Thursday, February 25, 2010

Ellen DeGeneres Is My Hero

If there's ever a chance my greatest dream will come true and American Idol will be canceled one day, it will be due to the work of Ellen DeGeneres, who clearly knows exactly as much about music as I do -- meaning absolutely nothing -- and brings the show to a screeching halt whenever she opens her mouth.

It's not that it's a bad idea to have a comedian on the show, which could use a lighter touch. But instead of talking smack about the other judges and contestants and bouncing along her own zany wavelength, DeGeneres tries to get serious and use her limited knowledge and malnourished opinions to outdo Simon and the New Girl.

Thus I am convinced DeGeneres hates American Idol every bit as much as I do and is doing her damndest to undermine it from within and get people to stop watching it, thus ridding prime time of Ryan Seacrest once and for all.

For the record, I do not watch the show intentionally but I am exposed to it because I like to do my night typing on my laptop while seated in my favorite chair, a recliner located in the living room. Jessica loves the show and I let her watch it at night so she can delete it and free up some DVR space. I think all people who watch this show for whatever reason are disgraces to humanity. This of course includes myself.

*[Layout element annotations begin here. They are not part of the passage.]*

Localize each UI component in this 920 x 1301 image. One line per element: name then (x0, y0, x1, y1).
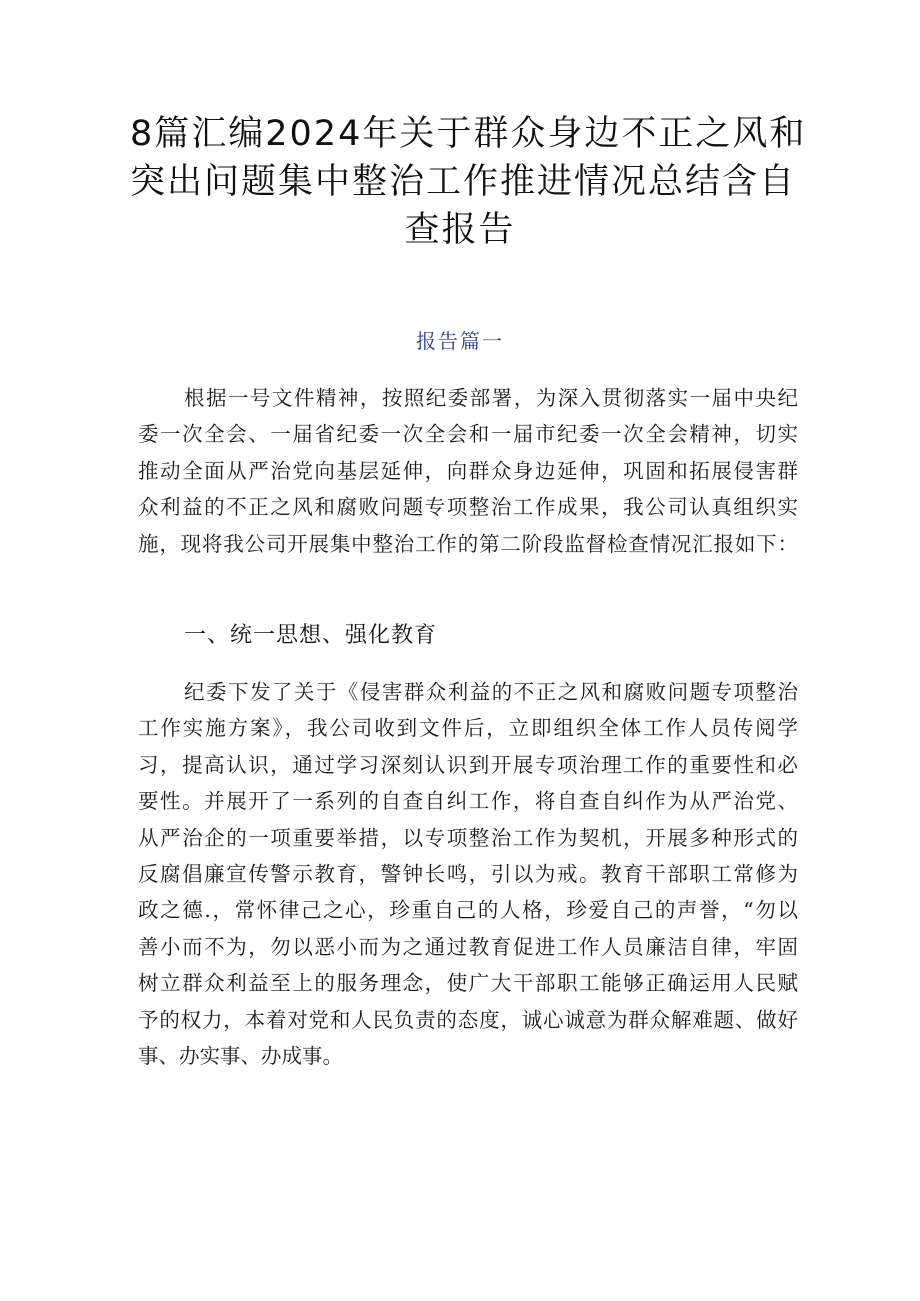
paragraph-line: 事、办实事、办成事。 (138, 1044, 343, 1069)
paragraph-intro (138, 380, 798, 562)
paragraph-line: 善小而不为，勿以恶小而为之通过教育促进工作人员廉洁自律，牢固 (138, 934, 798, 959)
paragraph-line: 根据一号文件精神，按照纪委部署，为深入贯彻落实一届中央纪 (184, 386, 798, 410)
title-line: 8篇汇编2024年关于群众身边不正之风和 (130, 114, 807, 154)
paragraph-line: 反腐倡廉宣传警示教育，警钟长鸣，引以为戒。教育干部职工常修为 (138, 862, 798, 887)
paragraph-line: 施，现将我公司开展集中整治工作的第二阶段监督检查情况汇报如下： (138, 531, 798, 556)
paragraph-line: 推动全面从严治党向基层延伸，向群众身边延伸，巩固和拓展侵害群 (138, 458, 798, 483)
title-line: 突出问题集中整治工作推进情况总结含自 (130, 162, 797, 202)
document-title (130, 110, 807, 254)
section-heading: 一、统一思想、强化教育 (184, 623, 438, 648)
paragraph-education (138, 674, 798, 1074)
paragraph-line: 习，提高认识，通过学习深刻认识到开展专项治理工作的重要性和必 (138, 752, 798, 777)
paragraph-line: 政之德.，常怀律己之心，珍重自己的人格，珍爱自己的声誉，“勿以 (138, 898, 798, 923)
paragraph-line: 从严治企的一项重要举措，以专项整治工作为契机，开展多种形式的 (138, 825, 798, 850)
paragraph-line: 众利益的不正之风和腐败问题专项整治工作成果，我公司认真组织实 (138, 495, 798, 520)
section-tag: 报告篇一 (416, 329, 504, 353)
paragraph-line: 予的权力，本着对党和人民负责的态度，诚心诚意为群众解难题、做好 (138, 1007, 798, 1032)
paragraph-line: 委一次全会、一届省纪委一次全会和一届市纪委一次全会精神，切实 (138, 422, 798, 447)
paragraph-line: 要性。并展开了一系列的自查自纠工作，将自查自纠作为从严治党、 (138, 789, 798, 814)
paragraph-line: 纪委下发了关于《侵害群众利益的不正之风和腐败问题专项整治 (184, 680, 798, 704)
paragraph-line: 树立群众利益至上的服务理念，使广大干部职工能够正确运用人民赋 (138, 971, 798, 996)
paragraph-line: 工作实施方案》，我公司收到文件后，立即组织全体工作人员传阅学 (138, 716, 798, 741)
title-line: 查报告 (404, 210, 516, 250)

Anyway, here's to you, Mrs. DeGeneres, for doing your part to destroy this malevolent cancer. She clearly knows what she's doing. She's landed herself a billion different talk shows, made herself into a pop culture icon despite minimal talent and landed a wife who is way, way way, out of her league. Keep up the good fight.

1 comment:

Jenny said...

The extent of my Idol watching this season was "Pants on the Ground" via a YouTube link. I admit, I used to watch each week, but my college roommates were so insane about it that if I made any small sound from being a live, waking human being they would both hiss and stare at me. So I tried to watch in my room, but the delay between the TV in the living room and the TV in my room made it fairly difficult to watch in real-time. And so, today I'd like to thank my two anal roommates for ruining that show for me. Given your Ellen critique, I can't go back. I like Ellen and her dance moves far too much to see her fall from grace at the hands of Ryan Seacrest.